I am now older than both of my parents when they made their move from the East to the West
[Read part 1 of this series here]
I recognise that I, like many others, have or will at some point, move away from home. That is the point right? To create independent lives born from the lessons of our parents. But, in understanding the depth of character embedded in the history of my parents and their migration stories, I have to challenge myself and ask, even if I do move away from home, will I really understand what it is like to truly leave home?
My first home was the quaint Northern-Irish town of Craigavon. A small town of brick and mortar which along with a few other neighbouring towns, became home to a community of Vietnamese refugees who had been granted asylum in the wake of the Vietnam war.
My mom at 16 years old would find herself in this unfamiliar territory having spent the majority of her childhood in Song Mao, Vietnam.
I wouldn’t blame you if you hadn’t heard of Song Mao, I hadn’t either.
When thinking of Song Mao, I imagine a typical rural village. My mind paints a scene of a thinly paved road sweeping between a chorus of rickety stores lining either side. A rice paddy worker silhouetted against a setting sun off into the distance. I see older Vietnamese grandmothers returning home from a day at the market, weaving through a sea of people on their bikes with all the grace and ease of Olympic cyclists. I imagine a playful din of chatter coming from a slow-moving crowd, a sustained rhythm of honks and beeps emanating from the passing road traffic, smells from grilled meat soaked in lime and chilli, and I realise I’ve likely painted an image familiar of any south-east Asian village, but one far-flung from the concrete and industry of the western world.
Google maps isn’t the best tool to help place Song Mao, but my mom says my mind’s eye is painting an accurate picture of it. Song Mao is a small but peculiar rural village east of Saigon. Peculiar in the sense that Song Mao, whilst similar to many other Vietnamese villages, is home to a community of ethnically Chinese people to which my mom was a part of. She recounts that she only spoke Cantonese growing up and had little to no exposure of the wider Vietnamese area let alone the language spoken by the majority of her countrymen and women. A Chinese migrant in her country of birth, with little formal education and even less money.
She tells me a story about her childhood which not only encapsulates the economic poverty of the time but also speaks to a deeper understanding of what it means to leave home.
When she was younger, my mom was sent to live with family friends in another village as her parents (my grandparents) struggled to feed her. These family friends, obvious strangers to my mom, took her in but they contended with their own economic issues and had my mom work in their crop fields to contribute to her living there, labouring away as she was bullied by their older sons.
She remembers an instance of the sons, lumbered with the responsibility of watching over this measly child, leaving her in the crop fields as they left to go home. In the dark of night, my mom was forced to find her own way back home, a story she recalls with humour and an air of aloofness, but one that strikes deep at my heart to hear.

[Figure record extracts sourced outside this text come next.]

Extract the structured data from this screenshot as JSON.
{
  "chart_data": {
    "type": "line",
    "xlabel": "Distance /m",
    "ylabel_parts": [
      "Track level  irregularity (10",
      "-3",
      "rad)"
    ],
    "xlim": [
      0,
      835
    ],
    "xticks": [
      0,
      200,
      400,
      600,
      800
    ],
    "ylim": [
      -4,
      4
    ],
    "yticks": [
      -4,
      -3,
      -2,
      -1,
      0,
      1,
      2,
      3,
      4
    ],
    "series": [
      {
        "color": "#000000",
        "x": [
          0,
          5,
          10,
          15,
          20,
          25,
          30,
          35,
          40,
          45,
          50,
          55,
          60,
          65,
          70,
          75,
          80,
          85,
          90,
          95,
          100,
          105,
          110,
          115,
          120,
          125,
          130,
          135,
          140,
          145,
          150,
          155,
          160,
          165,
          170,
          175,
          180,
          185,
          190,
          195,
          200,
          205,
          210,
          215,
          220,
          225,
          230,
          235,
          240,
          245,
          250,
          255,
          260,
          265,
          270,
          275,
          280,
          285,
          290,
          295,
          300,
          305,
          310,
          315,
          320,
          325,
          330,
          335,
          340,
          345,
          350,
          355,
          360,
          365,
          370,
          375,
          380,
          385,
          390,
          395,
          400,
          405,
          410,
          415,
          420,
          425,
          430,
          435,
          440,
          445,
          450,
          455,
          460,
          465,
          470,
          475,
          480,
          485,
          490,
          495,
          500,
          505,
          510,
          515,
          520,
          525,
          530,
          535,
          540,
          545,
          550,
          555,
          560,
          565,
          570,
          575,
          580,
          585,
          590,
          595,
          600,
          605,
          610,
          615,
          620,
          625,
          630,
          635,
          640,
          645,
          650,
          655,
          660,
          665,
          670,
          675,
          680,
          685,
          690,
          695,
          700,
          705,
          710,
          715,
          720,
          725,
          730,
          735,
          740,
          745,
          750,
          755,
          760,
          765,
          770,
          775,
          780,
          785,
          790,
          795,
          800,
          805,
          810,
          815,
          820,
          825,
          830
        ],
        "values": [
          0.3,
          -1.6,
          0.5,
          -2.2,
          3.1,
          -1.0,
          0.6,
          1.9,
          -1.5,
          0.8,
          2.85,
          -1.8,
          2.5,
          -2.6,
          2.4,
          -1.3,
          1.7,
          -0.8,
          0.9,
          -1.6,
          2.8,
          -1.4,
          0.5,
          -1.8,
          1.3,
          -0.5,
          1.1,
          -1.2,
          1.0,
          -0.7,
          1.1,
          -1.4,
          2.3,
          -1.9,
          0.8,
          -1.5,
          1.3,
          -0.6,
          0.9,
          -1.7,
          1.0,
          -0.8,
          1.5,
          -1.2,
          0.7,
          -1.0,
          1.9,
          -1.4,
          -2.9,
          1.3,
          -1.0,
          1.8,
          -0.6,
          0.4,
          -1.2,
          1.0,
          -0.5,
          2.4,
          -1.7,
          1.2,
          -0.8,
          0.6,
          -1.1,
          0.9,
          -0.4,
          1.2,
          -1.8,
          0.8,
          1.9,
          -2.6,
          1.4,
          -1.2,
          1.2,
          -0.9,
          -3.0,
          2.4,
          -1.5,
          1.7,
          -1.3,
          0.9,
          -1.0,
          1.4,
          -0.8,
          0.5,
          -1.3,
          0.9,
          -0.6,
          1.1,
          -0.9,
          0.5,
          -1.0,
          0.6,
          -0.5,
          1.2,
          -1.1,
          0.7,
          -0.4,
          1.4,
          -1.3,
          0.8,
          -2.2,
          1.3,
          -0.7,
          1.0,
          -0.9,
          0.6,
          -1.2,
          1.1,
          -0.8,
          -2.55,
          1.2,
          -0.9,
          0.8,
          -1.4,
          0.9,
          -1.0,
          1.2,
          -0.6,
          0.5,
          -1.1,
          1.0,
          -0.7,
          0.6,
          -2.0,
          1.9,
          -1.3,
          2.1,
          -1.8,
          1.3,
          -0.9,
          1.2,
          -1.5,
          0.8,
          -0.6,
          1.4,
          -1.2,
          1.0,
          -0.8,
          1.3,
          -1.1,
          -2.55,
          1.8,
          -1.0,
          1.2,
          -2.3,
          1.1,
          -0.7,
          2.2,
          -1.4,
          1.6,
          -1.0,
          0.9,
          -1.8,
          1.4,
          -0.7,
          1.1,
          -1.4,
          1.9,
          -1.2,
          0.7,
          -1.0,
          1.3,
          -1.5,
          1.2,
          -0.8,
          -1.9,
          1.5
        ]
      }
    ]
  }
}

But she goes on. She tells me that her father, my grandfather, would visit her, taking a long bus ride which separated the two villages. He would leave early in the morning to visit my mom, spend time with her and his friends, and leave in the evening to catch the same bus back. My mom recalls that there was no actual schedule for this bus, her dad would trek back to the bus station and likely wait hours to see if the bus would come. If it didn’t, he would head back to the friend’s house and try again the next day. During one visit, the bus didn’t come for a few days. Great for my mom as she got to spend more time with her dad and lament him with her desire to return home.
The next day, my mom, teary-eyed, begged her dad to let her at least accompany him to the bus station to say goodbye. They would silently walk together to the station and wait for the bus, thinking they would be saying goodbye to each other for a while.
The bus would actually come this time. Almost serendipitously. She can’t remember the conversation which ensued but as the bus doors opened, my grandfather would take my mom back with him, paving her way back home only for her to wind up in a random town in Northern Ireland.
It’s difficult to empathise with a story like this as a first-generation migrant who has lived in relative comfort. Like many migrant parents who ascribe to the adage of working hard to give their kids the life they didn’t have, I could never truly appreciate the complexities of migration and the jarring experience of finding yourself in a world drastically different from one that you know. My mom was 16 when she left her country of birth, and younger when she had to leave her family, even if temporarily.
I look at my mom now, powerful and independent, shaped by her experience not just as a refugee, but as a child who pierced a cultural veil to carve out a new home in a new world.
I appreciate that my mom’s story isn’t unique by any margin. I’m sure any migrant or refugee of any background reading this can find a strand of relativeness. There is a unique strength owed to the refugee community in overcoming past and present barriers. I look at my own experience and contrast this with where my mom was, and what she came to be, and it’s a strange and humbling feeling when confronted by our own privilege.
I am not just the child of a refugee. I am the ungrateful child of parents who had surmounted the greatest odds.